Your sister stole $200 from your girlfriend! That is a crime. Whether your sister stole from your girlfriend or anyone else.

 

Your girlfriend should have called the police. (I don't agree with posting it on facebook, however, and that is a separate issue mostly about the maturity level of your girlfriend). Nevertheless, you and your family are enabling your sister by protecting her from consequences of her actions.

 

Your girlfriend should distance herself from you and your family. Why are you afraid of making things worse? Are the two of you involved in drugs as well and afraid of being outted too?

 

There is something very wrong about this whole scenario.

Posted
Your sister stole $200 from your girlfriend!
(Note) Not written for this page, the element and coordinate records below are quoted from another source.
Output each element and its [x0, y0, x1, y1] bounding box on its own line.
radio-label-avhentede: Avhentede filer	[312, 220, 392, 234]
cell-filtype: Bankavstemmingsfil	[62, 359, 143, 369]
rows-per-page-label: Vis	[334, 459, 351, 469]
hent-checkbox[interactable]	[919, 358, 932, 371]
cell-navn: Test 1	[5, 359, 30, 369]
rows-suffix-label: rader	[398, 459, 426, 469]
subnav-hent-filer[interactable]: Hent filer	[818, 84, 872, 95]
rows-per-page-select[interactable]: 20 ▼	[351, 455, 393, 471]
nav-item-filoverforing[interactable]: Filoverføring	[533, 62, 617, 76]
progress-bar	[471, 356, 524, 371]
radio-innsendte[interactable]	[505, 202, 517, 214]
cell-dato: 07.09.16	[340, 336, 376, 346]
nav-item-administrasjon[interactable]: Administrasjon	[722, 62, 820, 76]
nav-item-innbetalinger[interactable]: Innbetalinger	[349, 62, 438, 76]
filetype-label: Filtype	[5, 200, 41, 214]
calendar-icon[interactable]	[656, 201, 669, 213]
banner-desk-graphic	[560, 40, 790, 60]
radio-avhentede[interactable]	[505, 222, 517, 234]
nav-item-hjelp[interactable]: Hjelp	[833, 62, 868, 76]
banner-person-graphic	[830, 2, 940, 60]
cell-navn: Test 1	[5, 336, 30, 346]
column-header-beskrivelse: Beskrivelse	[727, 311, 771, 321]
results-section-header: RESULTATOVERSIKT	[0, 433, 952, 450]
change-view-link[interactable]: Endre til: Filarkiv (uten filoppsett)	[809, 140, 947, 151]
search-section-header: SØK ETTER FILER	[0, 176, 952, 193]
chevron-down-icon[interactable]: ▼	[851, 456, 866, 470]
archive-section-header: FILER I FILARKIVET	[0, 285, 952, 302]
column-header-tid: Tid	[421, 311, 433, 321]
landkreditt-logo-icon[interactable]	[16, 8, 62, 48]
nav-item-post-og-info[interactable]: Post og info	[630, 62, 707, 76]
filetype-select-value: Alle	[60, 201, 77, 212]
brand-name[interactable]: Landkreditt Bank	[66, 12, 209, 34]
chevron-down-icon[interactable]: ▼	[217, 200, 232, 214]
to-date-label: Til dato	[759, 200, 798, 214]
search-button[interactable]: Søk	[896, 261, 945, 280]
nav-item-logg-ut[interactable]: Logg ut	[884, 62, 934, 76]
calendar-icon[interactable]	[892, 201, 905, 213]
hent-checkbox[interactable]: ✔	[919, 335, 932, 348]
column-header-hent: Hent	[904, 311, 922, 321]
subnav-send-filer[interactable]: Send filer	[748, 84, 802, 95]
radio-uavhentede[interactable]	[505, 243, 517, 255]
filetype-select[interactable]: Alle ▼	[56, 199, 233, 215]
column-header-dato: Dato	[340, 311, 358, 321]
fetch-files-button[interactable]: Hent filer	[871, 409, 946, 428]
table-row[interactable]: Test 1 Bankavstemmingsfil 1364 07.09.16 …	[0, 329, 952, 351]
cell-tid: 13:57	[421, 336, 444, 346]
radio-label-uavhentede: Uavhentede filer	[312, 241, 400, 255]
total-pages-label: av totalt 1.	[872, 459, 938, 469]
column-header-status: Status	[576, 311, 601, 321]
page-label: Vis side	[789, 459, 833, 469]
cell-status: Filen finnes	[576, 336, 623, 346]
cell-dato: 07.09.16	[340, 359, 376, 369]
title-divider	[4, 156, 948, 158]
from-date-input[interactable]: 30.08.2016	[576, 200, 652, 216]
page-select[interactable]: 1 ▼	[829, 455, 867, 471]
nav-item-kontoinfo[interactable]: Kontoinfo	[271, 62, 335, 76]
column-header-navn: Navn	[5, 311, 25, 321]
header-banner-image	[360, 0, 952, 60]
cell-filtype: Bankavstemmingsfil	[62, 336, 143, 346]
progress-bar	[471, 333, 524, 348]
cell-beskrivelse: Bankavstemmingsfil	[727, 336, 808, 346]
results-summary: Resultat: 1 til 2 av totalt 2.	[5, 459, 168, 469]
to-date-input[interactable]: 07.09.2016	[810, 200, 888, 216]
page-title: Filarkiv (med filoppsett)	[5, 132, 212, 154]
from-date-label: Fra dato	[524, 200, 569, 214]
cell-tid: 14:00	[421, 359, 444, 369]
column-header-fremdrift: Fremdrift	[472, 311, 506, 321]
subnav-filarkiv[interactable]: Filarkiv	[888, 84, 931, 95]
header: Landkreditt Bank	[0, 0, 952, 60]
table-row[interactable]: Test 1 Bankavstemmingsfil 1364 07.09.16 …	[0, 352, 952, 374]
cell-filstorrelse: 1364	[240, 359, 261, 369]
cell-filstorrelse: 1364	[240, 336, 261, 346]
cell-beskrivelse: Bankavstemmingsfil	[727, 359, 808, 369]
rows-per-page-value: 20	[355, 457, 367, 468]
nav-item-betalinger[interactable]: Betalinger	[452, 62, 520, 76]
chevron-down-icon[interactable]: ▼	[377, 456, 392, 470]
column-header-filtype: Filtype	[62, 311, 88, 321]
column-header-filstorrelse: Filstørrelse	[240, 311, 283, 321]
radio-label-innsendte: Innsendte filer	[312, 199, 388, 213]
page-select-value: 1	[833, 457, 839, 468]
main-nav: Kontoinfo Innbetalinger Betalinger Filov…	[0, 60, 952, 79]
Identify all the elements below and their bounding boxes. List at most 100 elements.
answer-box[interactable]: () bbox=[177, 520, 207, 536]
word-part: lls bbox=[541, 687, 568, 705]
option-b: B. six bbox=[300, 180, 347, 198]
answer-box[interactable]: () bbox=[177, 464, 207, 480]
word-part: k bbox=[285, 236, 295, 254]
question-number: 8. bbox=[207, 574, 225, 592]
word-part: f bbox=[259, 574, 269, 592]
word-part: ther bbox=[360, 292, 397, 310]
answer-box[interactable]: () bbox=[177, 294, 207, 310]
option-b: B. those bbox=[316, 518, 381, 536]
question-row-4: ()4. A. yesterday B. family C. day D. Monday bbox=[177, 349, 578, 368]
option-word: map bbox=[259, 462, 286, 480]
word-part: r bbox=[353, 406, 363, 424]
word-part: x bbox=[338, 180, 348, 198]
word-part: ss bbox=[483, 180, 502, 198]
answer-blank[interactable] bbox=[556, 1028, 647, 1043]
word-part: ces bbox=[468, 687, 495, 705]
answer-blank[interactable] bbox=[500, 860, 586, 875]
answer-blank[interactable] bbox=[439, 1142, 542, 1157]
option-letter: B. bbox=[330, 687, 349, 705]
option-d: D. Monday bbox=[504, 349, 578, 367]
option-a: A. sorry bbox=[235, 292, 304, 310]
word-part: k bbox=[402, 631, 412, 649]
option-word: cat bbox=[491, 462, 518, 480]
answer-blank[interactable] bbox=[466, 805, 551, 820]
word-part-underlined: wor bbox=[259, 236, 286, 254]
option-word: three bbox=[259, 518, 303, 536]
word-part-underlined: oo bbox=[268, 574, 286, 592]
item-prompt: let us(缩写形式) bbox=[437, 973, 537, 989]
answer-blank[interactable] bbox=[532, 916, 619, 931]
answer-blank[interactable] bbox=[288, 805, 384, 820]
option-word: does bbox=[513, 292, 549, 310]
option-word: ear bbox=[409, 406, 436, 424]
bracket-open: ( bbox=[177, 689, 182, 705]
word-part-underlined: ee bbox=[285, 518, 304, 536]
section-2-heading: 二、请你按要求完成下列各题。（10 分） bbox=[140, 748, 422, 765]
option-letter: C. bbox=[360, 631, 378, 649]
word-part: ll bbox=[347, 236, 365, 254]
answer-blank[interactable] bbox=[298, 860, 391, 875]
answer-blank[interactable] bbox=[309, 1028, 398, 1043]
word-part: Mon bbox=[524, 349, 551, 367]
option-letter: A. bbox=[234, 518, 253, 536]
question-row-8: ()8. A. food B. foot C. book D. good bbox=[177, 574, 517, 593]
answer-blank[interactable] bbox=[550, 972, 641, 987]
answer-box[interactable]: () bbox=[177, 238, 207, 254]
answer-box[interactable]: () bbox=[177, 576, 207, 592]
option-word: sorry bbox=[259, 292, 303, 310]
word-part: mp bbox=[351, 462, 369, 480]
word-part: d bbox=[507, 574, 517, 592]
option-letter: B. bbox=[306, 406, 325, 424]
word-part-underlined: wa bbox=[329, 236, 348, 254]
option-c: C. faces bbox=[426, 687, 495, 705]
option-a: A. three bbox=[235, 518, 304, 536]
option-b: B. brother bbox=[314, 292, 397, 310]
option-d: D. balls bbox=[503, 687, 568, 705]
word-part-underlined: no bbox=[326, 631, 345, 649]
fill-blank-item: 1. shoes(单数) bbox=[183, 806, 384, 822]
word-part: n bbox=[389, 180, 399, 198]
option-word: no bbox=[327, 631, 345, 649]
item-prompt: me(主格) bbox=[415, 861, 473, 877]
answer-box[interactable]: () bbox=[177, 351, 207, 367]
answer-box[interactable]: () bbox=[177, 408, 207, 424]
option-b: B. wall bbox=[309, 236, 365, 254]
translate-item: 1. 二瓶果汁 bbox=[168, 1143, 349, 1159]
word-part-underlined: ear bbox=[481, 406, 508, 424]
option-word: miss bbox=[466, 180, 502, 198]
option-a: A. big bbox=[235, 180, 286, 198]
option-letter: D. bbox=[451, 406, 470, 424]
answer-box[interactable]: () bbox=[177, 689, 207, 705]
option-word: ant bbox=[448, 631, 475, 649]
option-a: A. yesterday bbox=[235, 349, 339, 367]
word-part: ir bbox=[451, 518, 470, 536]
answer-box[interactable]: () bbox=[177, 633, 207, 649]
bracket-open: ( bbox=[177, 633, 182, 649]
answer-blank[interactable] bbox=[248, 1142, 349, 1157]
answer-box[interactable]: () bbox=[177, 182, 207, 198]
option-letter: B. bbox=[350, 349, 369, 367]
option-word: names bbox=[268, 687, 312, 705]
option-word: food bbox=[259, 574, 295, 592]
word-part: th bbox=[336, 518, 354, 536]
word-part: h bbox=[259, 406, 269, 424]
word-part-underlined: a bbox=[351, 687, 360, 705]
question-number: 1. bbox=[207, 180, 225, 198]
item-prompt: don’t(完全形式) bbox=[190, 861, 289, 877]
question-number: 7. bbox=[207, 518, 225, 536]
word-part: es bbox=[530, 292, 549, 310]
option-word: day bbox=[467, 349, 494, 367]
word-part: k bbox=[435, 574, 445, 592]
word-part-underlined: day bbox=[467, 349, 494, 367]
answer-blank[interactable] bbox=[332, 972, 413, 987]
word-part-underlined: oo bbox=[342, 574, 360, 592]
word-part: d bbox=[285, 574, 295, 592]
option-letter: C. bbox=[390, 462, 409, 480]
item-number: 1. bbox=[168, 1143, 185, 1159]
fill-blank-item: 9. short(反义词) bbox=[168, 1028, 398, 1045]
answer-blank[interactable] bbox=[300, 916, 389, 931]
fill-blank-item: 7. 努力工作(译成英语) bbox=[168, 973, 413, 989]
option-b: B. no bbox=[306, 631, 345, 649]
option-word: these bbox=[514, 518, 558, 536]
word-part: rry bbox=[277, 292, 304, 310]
That is a crime. Whether your sister stole from your girlfriend or anyone else.

 

Your girlfriend should have called the police. (I don't agree with posting it on facebook, however, and that is a separate issue mostly about the maturity level of your girlfriend). Nevertheless, you and your family are enabling your sister by protecting her from consequences of her actions.

 

Your girlfriend should distance herself from you and your family. Why are you afraid of making things worse? Are the two of you involved in drugs as well and afraid of being outted too?

 

There is something very wrong about this whole scenario.

 

I think most families would rather not involve the police unless absolutely necessary though. They could agree to have her check in to rehab instead of pressing charges for example.

 

Regardless - it's not his GF's family, so she should have been more delicate in that situation. If she didn't create such a scene with the whole Facebook debacle, I would be less inclined to point fingers at his Girlfriend. Fact is, the Facebook piece was highly unnecessary. What troubled me more was his GF was calling her names WHILE filming her, and calling her a "dirty slut".

 

If it was MY sister who was publicly humiliated like that, I'd be pretty mad too - drug problem or not. I would want my Sister to get help in a way that didn't involve me or other family members embarrassing her in front of the world and sending her to court.